The voice grew quieter and quieter until it was merely a whisper. And I was left alone with my thoughts and with the fact I had just killed someone.
I had blood all over my hands, my clothes, my face. I had just killed someone. I kept repeating this to myself, hoping this was a dream, hoping I would soon wake up. I looked around, trying to ground myself.
I had witnesses, but they were frozen mid-step. They had turned away, but they stopped dead in their tracks as they saw something.
A huge golden-eyed man with elongated fangs.
I could only cry and watch as he pounced on one of them, grabbing him by the neck as he pushed him against the wall so hard he hit his head and passed out. Then he turned to the other one, grabbing him by the shirt as he hit him. With one hit, he broke his jaw, then his nose. He kept going as his face became disfigured.
Harlan had come. I had killed someone, but Harlan was here, and he was going to kill someone because of me. Nonononono. He had to stop. I had to stop him.
The anger on his face sent shivers down my spine as he kept hitting the man for far too long. He was dead, that was for sure. He needed to stop. Someone needed to make this all stop.
"Harlan, please," I finally managed, but it came out as nearly a whisper. He stopped immediately as if remembering I was there.
I was a murderer. I was a monster. The memories came flooding back, almost drowning me in them.

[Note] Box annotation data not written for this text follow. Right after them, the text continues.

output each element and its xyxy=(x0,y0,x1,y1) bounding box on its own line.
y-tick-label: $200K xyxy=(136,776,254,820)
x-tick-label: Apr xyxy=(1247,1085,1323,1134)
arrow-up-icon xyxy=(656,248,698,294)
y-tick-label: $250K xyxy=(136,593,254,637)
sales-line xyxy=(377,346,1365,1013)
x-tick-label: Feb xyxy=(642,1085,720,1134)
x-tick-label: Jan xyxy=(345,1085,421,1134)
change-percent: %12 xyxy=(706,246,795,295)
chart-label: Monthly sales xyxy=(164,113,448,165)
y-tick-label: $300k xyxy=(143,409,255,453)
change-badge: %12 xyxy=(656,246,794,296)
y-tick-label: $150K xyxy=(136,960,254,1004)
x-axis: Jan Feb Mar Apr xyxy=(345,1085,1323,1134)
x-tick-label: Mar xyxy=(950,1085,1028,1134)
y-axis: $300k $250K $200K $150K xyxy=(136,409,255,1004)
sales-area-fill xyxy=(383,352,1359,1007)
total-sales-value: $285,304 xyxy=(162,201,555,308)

I wished I was dead. I wished I had died. I had no idea what I felt other than overwhelming fear and shock. Did they deserve it? Maybe they did, but I killed one of them and Harlan the other. One of them survived. But something on Harlan's face told me he wouldn't keep breathing for long.
Not only had I killed someone, but I also made Harlan kill someone too. Maybe I should have just let it happen. No, I couldn't. I was defending myself. I looked at the bodies and felt nothing but hatred and disgust towards them.
Did that make me a monster? I looked at my blood-soaked hands.
"You're not a monster. They deserved it," he said, but I couldn't hear him. I was too focused on the blood on my hands. He gently grabbed my jaw and forced me to look at him.
"You did the right thing. They were going to hurt you," he said. The way he looked at me made me want to keep crying. He looked at me like I was broken, and he didn't know how to fix me.
I was broken. I didn't know what I was feeling. But the way his eyes gazed upon me was so heartwarming.
He observed me with so much relief. He was so happy I was safe. So I hugged him again and refused to let go. Because I felt whole with him. I felt at peace with him. And even though I was scared, I closed my eyes.
You're safe now. You're with him.
I woke up feeling like I had the best sleep of my life. But that feeling didn't last long.
I remembered everything, the thoughts and past experiences crashing down on me, making me feel like I would die because of all the weight. But right now, I had more urgent matters.
Where is Harlan?
The first thought that popped into my head was about him. But as I looked around, I realized something else.
Where am I?
Panic struck me as I bolted out of the incredibly lush room I was in. I needed to get out of here. Had they kidnapped me? What was happening?
I came out of the room only to see multiple other rooms and some stairs that headed down. I bolted down the stairs so fast I almost fell. This house was huge. These stairs led directly to the kitchen.
"Woah, slow down, you might fall," a female voice said, and I almost sank to the ground from fear. My knees buckled as I turned around and saw a girl in a sports bra and shorts. She looked far too familiar, but I was frozen from fear.
"Are you okay, Maya?"
How the fuck does she know my name? What is happening?